And this really forms the basis for what we call the baseline predictor.

And the baseline predictor. And what we do is we take each of these

rating values or we, we start with the average actually and we take we take that

raw average, remember last, from last time that was just the 3.5 then we add in

a bias for the user and we add in a bias for the movie.

So the biases are going to be positive if it's better received or if you tend to be

a more lenient critic. And they're going to be negative if it's

a movie that's, tends to be worse or if the critic tends to be more harsh.

And so we have to find the bias for each of these users.

And that's, that's the whole idea here, is that we really need to to find those

those bias values.

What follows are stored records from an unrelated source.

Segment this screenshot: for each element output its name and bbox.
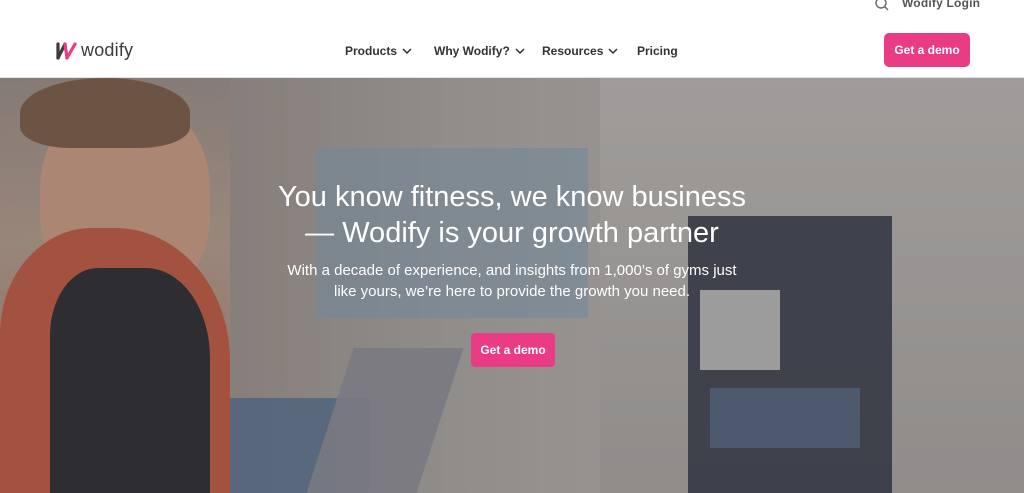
wodify-login-link[interactable]: Wodify Login (902, 0, 980, 10)
logo-text: wodify (81, 40, 134, 60)
get-a-demo-button[interactable]: Get a demo (884, 33, 970, 67)
nav-products-label: Products (345, 44, 398, 58)
wodify-logo[interactable]: wodify (56, 40, 133, 61)
main-navbar: wodify Products Why Wodify? Resources Pr… (0, 22, 1024, 78)
hero-section: You know fitness, we know business — Wod… (0, 78, 1024, 493)
nav-products[interactable]: Products (345, 44, 412, 58)
nav-pricing-label: Pricing (637, 44, 678, 58)
nav-resources[interactable]: Resources (542, 44, 618, 58)
hero-subtitle-line-1: With a decade of experience, and insight… (287, 262, 737, 279)
nav-why-wodify[interactable]: Why Wodify? (434, 44, 525, 58)
nav-resources-label: Resources (542, 44, 604, 58)
chevron-down-icon (608, 48, 618, 54)
hero-subtitle: With a decade of experience, and insight… (262, 260, 762, 302)
hero-get-a-demo-button[interactable]: Get a demo (471, 333, 555, 367)
nav-why-wodify-label: Why Wodify? (434, 44, 510, 58)
hero-subtitle-line-2: like yours, we’re here to provide the gr… (333, 283, 691, 300)
chevron-down-icon (515, 48, 525, 54)
utility-bar: Wodify Login (0, 0, 1024, 22)
hero-title-line-2: — Wodify is your growth partner (305, 217, 719, 249)
hero-title: You know fitness, we know business — Wod… (236, 179, 788, 251)
search-icon[interactable] (874, 0, 890, 12)
chevron-down-icon (402, 48, 412, 54)
hero-title-line-1: You know fitness, we know business (277, 181, 747, 213)
wodify-logo-icon (56, 41, 77, 60)
nav-pricing[interactable]: Pricing (637, 44, 678, 58)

And so finding the bias is, is somewhat

of an art actually. there, there is a quote unquote right way

to do it probably which would be that we have to solve a complicated optimization

problem. [SOUND] Optimization right over here and

but we're not dealing with any calculus or linear algebra in this course.

We won't go that far, we won't deal with that.

We will just look at a simpler approach to doing this.

And so we need to find the bias values so we'll try to do something intuitive.

Why don't we just compare it to the mean value?

Right, so let's just compare it to what the mean was.

Again, remember the mean at the overall data set was 3.5 so let's see how much

higher or lower the mean is than 3.5, and that's how we find the bias.

So we take the average, of the lower column.

We'll start with, maybe we'll start with the harsh critic in D, so we'll take.

2 plus 3 plus 1 plus 2 is the average of these values 2, 3, 1 and 2.

Again remember we're not including anything that is in the test set when we

do these biases out. Divide that by 4, just for those values,

and that is 8 divided by 4, which is 2. But then that we actually have to

subtract out the mean because we want to do it relative to the overall mean, so we

do 2 minus 3.5. So we've just can write up here this is

really minus 3.5, this is minus 3.5. So we get 2 minus 3.5 which is negative

1.5. So that's the bias and that should make

sense because D is a harsh critic so he's well below the average rating of minus

1.5. He was below the average of 3.5.

And now let's try the good movie, or movie three, so we can take the average

of the values again. So this is for D.

Now we'll try three. So, you, we add up 4 plus 5 plus 3 plus 5

and again, there's five of those, there's four, sorry, there's four of those

values. this we don't have and this is in the

test sets, we don't use it. So this comes out to be 17 over 4, which

is, 4.25. And then remember we subtract 3.5 from

all of these values, minus 3.5, minus 3.5.

And this is 4.25 minus 3.5, which gives us positive 0.75.

So, for D we have a negative value of negative 1.5 and for 3 we have positive

of 0.75 which is significantly above zero, or it's above zero reasonably

enough, which is what we expected, because we expected that 3 was a much

better movie than the others. And so the key idea here, again though,

is that you can't use the test set. So the test set has to go.

And because we're not using that in these prediction schemes because we're, that's

what we're going to test the RMSE on. And so we can do the rest of the values

out and I've do note, I've given the values at the end of the columns or rows

here. So the bias for A is positive 0.83, for B

is 0.5, for C is negative 1. really easy to see we could do C is, for

instance, right now there's only two values, there's a two and a three here,

so we just do 2 plus 3 divided by 2 minus 3.5, which is 5 divided by 2, which is

2.5 minus 3.5 which is negative 1.0. And you can verify the rest of these

also. and then on the movie side, again, two is

pretty negative movie actually. 3 plus 2 plus 2 divided, divided by 3,

and then, subtract out, the mean of 3.5 from that.